► 開發人員指南 / 使用 TensorFlow 進行多 GPU 分散式訓練

使用 TensorFlow 進行多 GPU 分散式訓練

作者： fchollet
建立日期 2020/04/28
上次修改日期 2023/06/29
描述： 使用 TensorFlow 進行 Keras 模型多 GPU 訓練的指南。

簡介

一般來說，有兩種方法可以在多個裝置之間分配計算

資料平行處理：將單一模型複製到多個裝置或多部機器上。每個裝置處理不同的資料批次，然後合併結果。這種設定有多種變體，差異在於不同的模型複本如何合併結果、它們是否在每個批次保持同步，或者它們的耦合程度是否較鬆散等等。

模型平行處理：單一模型不同的部分在不同的裝置上執行，一起處理單一批次的資料。這對於具有自然平行架構的模型效果最佳，例如具有多個分支的模型。

本指南重點介紹資料平行處理，特別是同步資料平行處理，模型複本在處理完每個批次後保持同步。同步性使模型收斂行為與您在單裝置訓練中看到的行為相同。

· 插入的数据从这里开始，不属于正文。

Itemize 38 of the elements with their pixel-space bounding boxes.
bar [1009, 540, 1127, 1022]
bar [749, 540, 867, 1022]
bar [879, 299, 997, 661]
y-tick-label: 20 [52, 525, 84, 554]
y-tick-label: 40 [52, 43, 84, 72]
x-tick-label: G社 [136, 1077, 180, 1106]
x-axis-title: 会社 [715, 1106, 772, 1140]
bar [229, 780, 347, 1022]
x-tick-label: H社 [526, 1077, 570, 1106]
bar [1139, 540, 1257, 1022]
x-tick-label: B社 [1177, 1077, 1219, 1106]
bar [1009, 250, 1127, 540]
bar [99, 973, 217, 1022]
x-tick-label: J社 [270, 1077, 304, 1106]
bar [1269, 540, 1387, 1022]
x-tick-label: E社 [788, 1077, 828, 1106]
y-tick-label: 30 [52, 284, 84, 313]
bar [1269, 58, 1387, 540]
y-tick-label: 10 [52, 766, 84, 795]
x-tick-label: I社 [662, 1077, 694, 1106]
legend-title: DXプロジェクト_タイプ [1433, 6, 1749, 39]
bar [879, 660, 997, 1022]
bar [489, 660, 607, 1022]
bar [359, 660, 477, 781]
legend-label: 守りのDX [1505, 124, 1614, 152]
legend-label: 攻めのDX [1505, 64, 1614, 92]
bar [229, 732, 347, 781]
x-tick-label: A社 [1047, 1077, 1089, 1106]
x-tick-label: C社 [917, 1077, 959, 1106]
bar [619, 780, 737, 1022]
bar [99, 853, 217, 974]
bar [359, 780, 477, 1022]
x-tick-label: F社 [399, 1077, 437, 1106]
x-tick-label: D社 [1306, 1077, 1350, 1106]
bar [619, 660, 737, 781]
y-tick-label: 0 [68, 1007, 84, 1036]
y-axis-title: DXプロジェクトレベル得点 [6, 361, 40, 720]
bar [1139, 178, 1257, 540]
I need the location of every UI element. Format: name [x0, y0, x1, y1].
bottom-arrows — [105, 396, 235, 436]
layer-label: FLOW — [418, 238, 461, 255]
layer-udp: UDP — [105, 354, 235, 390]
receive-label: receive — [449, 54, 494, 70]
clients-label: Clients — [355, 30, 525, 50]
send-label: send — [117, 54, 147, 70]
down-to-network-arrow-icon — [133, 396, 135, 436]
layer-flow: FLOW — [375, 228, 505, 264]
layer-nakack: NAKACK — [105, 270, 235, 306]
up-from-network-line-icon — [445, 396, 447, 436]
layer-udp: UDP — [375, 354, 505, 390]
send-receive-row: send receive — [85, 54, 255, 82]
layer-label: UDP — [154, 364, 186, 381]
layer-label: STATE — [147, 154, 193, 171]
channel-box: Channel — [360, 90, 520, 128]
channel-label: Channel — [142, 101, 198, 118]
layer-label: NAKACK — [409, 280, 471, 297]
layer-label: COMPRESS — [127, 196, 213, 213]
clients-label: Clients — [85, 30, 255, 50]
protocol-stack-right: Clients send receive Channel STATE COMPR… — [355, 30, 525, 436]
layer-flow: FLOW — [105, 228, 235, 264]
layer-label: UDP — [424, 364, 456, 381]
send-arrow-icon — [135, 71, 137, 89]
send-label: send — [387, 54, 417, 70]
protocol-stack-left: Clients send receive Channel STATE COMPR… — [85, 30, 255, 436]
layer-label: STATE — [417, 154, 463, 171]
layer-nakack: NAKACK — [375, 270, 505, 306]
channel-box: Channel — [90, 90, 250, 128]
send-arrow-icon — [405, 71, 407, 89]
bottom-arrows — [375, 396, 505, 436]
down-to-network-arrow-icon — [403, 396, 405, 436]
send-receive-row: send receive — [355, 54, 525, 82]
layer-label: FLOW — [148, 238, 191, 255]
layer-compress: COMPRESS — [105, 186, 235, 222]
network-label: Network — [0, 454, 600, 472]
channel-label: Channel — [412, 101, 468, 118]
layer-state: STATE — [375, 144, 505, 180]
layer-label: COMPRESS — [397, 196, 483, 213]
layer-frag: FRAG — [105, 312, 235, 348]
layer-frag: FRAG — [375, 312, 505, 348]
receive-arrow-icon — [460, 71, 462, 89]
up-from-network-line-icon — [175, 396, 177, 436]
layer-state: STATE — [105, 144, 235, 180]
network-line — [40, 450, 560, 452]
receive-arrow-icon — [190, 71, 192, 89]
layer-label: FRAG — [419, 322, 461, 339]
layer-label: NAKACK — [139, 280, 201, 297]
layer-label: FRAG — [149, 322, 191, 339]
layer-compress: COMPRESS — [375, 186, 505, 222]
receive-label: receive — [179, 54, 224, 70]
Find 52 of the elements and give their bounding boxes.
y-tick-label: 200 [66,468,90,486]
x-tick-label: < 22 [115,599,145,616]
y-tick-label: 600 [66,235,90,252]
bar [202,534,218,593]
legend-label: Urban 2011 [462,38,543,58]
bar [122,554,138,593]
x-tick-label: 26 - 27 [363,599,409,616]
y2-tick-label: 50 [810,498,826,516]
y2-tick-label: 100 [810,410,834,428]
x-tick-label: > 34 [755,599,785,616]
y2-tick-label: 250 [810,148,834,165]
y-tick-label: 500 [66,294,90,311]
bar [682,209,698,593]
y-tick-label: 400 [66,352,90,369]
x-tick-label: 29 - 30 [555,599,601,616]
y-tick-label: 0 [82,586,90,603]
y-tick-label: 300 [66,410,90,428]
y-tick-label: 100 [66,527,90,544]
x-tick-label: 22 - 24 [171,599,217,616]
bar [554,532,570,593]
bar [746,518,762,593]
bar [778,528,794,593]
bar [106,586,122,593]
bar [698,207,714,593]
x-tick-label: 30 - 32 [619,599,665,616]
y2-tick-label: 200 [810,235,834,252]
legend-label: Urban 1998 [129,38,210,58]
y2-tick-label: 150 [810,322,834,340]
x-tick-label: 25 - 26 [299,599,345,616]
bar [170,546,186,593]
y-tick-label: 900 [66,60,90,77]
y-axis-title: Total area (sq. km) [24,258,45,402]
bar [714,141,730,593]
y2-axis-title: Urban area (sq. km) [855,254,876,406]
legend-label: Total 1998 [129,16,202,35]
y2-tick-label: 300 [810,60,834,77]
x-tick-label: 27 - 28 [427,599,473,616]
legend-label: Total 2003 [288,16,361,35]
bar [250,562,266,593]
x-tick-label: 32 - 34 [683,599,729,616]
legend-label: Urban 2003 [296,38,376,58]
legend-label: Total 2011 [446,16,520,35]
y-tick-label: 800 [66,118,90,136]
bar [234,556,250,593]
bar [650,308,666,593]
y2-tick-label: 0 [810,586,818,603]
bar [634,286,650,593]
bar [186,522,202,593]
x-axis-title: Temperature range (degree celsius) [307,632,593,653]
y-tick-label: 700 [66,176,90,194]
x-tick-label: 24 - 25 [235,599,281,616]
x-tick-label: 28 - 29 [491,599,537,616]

具體而言，本指南教您如何使用 tf.distribute API 在多個 GPU 上訓練 Keras 模型，只需對您的程式碼進行少量變更，這些 GPU 通常安裝在單一機器上 (單主機，多裝置訓練)，數量為 2 到 16 個。這是研究人員和小規模工業工作流程最常見的設定。

設定

import os

os.environ["KERAS_BACKEND"] = "tensorflow"

import tensorflow as tf
import keras

單主機、多裝置同步訓練

在這種設定中，您有一部機器，上面有多個 GPU (通常是 2 到 16 個)。每個裝置都會執行一個模型副本 (稱為複本)。為了簡單起見，在接下來的內容中，我們假設我們處理的是 8 個 GPU，這不會影響一般性。

運作方式

在訓練的每個步驟中

目前的資料批次 (稱為全域批次) 會被分成 8 個不同的子批次 (稱為本機批次)。例如，如果全域批次有 512 個樣本，則 8 個本機批次中的每一個將有 64 個樣本。
8 個複本中的每一個都會獨立處理本機批次：它們執行正向傳遞，然後執行反向傳遞，輸出權重相對於模型在本機批次上的損失的梯度。
來自本機梯度的權重更新會有效率地合併到 8 個複本中。因為這是在每個步驟結束時完成的，所以複本始終保持同步。

實際上，同步更新模型複本權重的過程是在每個個別權重變數的層級處理的。這是透過鏡像變數物件完成的。

如何使用

若要使用 Keras 模型執行單主機、多裝置同步訓練，您可以使用 tf.distribute.MirroredStrategy API。以下是其運作方式

例項化一個 MirroredStrategy，選擇性地設定您要使用的特定裝置 (依預設，策略將使用所有可用的 GPU)。
使用策略物件開啟範圍，並在此範圍內建立所有需要包含變數的 Keras 物件。通常，這表示在分散式範圍內建立和編譯模型。在某些情況下，第一次呼叫 fit() 也可能會建立變數，因此最好將 fit() 呼叫也放在範圍內。
像平常一樣透過 fit() 訓練模型。

重要的是，我們建議您使用 tf.data.Dataset 物件在多裝置或分散式工作流程中載入資料。

簡略的表示，它看起來像這樣

# Create a MirroredStrategy.
strategy = tf.distribute.MirroredStrategy()
print('Number of devices: {}'.format(strategy.num_replicas_in_sync))

# Open a strategy scope.
with strategy.scope():
    # Everything that creates variables should be under the strategy scope.
    # In general this is only model construction & `compile()`.
    model = Model(...)
    model.compile(...)

    # Train the model on all available devices.
    model.fit(train_dataset, validation_data=val_dataset, ...)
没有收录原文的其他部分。